A model optimising for "make it run" will paste an API key into client-side code, commit a real .env, or hardcode a token in a config file. Beyond the generic secrets check, look specifically in the client bundle and the git history: AI-generated commits often include the working key that made the local run succeed.

5. Happy-path-only error handling

The generated code handles the case it was shown and nothing else. The external call that times out, the payment that half-completes, the upload that fails midway: those branches were never written, so they fail silently or crash. Search for external calls with no failure path, promises with no rejection handling, and try/catch blocks that swallow the error and continue. This is the single most common source of "it works for me, breaks for them."

6. Prompt-injection and unsafe LLM-call surfaces

If the app itself calls a model, the generator rarely defends it. User input flows straight into a prompt, tool calls run without validation, and model output is trusted as if it were code you wrote. Check that untrusted input cannot rewrite the instruction, that any action the model can trigger is authorised independently, and that output is treated as data, not as a command.

7. A data model shaped for the demo, not the product

The schema fits the one flow the founder showed. It lacks constraints, indexes, and the relationships the product actually grew into, and it often stores as text what should be typed. This is the item most likely to force a partial rebuild, because everything sits on top of it. Judge the schema against what the product is now, not the prototype it started as.

8. The same problem solved five different ways

Without a sense of the whole, a generator re-solves each task locally. You find three date formatters, two ways to call the API, and the same validation copy-pasted with small drift. It is not just untidy: when a rule changes, you now have to find every copy, and you will miss one. Map the duplication before you estimate any change, because it sets the true cost of every future edit.

9. No cost or rate-limit discipline on model calls

AI features generated without an eye on the bill have no token caps, no caching of repeated work, and retry logic that storms the provider on failure. Look for unbounded loops around model calls, missing timeouts, and the absence of any cache.
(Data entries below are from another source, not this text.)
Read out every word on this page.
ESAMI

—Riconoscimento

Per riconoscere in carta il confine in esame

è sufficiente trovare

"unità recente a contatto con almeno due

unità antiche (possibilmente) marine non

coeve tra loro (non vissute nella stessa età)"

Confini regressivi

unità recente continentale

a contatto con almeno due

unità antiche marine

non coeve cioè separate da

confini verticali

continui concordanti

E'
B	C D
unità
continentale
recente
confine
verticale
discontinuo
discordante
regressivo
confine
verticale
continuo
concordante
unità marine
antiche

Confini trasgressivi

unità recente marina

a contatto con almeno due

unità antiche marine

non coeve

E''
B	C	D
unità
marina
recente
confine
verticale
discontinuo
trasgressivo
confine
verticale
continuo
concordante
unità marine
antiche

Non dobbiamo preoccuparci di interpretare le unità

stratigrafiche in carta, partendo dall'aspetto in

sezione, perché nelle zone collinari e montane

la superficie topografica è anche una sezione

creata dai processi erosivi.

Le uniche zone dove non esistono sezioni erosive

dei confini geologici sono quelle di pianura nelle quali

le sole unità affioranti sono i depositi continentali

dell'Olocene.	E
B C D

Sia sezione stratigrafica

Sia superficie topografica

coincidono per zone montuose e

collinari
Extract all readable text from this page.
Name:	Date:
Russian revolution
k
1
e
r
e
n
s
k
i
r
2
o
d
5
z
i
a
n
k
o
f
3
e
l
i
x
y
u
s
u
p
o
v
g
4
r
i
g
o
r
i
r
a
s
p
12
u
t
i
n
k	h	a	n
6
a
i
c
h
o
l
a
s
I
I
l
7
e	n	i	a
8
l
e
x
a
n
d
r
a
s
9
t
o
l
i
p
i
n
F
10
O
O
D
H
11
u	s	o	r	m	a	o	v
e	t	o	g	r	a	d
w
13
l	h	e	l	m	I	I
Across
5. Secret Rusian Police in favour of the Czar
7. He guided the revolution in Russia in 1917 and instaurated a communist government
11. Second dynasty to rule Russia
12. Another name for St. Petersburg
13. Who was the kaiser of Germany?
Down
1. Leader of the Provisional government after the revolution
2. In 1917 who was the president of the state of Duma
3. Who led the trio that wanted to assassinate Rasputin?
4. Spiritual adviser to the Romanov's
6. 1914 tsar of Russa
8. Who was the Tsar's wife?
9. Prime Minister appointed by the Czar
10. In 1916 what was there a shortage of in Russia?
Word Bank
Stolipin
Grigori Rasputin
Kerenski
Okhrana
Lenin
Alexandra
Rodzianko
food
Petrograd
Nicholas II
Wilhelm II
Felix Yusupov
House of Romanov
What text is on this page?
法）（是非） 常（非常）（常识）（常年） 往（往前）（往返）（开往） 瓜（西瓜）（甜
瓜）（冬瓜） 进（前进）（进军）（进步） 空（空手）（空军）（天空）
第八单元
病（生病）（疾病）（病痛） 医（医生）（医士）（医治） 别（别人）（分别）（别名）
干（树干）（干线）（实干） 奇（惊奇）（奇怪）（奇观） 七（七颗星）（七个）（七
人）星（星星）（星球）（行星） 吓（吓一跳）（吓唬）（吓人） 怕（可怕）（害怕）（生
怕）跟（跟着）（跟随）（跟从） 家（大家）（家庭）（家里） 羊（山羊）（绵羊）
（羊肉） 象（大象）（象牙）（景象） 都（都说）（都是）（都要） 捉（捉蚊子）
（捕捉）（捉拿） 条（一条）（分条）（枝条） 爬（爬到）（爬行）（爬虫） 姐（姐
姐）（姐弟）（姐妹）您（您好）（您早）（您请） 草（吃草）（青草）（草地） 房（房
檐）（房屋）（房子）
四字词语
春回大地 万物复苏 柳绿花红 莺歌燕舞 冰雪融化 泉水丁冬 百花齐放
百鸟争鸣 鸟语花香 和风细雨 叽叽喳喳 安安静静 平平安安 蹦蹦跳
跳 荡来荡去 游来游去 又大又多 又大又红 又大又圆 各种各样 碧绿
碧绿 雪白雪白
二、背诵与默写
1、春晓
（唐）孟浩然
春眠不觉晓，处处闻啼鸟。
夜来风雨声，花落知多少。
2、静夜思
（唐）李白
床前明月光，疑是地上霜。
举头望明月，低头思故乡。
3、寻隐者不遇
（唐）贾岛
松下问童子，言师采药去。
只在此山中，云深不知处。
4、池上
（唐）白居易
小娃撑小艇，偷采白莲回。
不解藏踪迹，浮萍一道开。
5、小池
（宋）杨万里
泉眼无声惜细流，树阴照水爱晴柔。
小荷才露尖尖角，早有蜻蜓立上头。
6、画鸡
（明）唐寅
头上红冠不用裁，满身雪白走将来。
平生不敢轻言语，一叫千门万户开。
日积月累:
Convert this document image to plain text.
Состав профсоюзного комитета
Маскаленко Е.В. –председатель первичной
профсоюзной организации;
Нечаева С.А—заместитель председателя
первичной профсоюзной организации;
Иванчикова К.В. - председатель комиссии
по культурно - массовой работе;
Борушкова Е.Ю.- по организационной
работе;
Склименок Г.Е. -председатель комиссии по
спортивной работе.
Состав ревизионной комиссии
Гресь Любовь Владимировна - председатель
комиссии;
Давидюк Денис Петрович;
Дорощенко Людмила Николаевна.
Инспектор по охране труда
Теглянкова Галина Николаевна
One viral day or one bad retry path arrives as an invoice.

10. Tests that assert the output, not the requirement

If tests exist at all, they often assert exactly what the model produced ("the function returns this string") rather than what the feature is supposed to do. They lock in the current behaviour, bugs included, and give a false sense of safety. Read the assertions: a test that would still pass if the requirement were wrong is not protecting you.


What to do with the results

From audit to decision

  1. 01Audit against this listFind the AI-specific failures.
  2. 02Rank by severity and blast radiusAuth and data model first.
  3. 03Harden or rebuildItem 7 (the data model) is the rebuild trigger.
  4. 04Re-check after each fixConfirm the failure is actually gone.

Most of these are fixable without a rewrite. Found early and worked in priority order, they move a vibe-coded app from fragile to dependable while it keeps running. The exception is item 7: when the data model is wrong for what the product became, a targeted rebuild of the data layer is usually cheaper than patching around it forever. That harden-or-rebuild call is the subject of your vibe-coded MVP just got users, and it should be made from this list, not from a stressful week.

If you are taking on a codebase you did not write, or inheriting legacy code that happens to be a few months old, the same audit applies. We run a technical audit as a standalone engagement for exactly this: an honest read of what is sound, what is risky, and what it costs to fix, before anyone commits to building on top.


This checklist reflects our current practice at Basetool Labs. It will change as the tools that generate this code mature.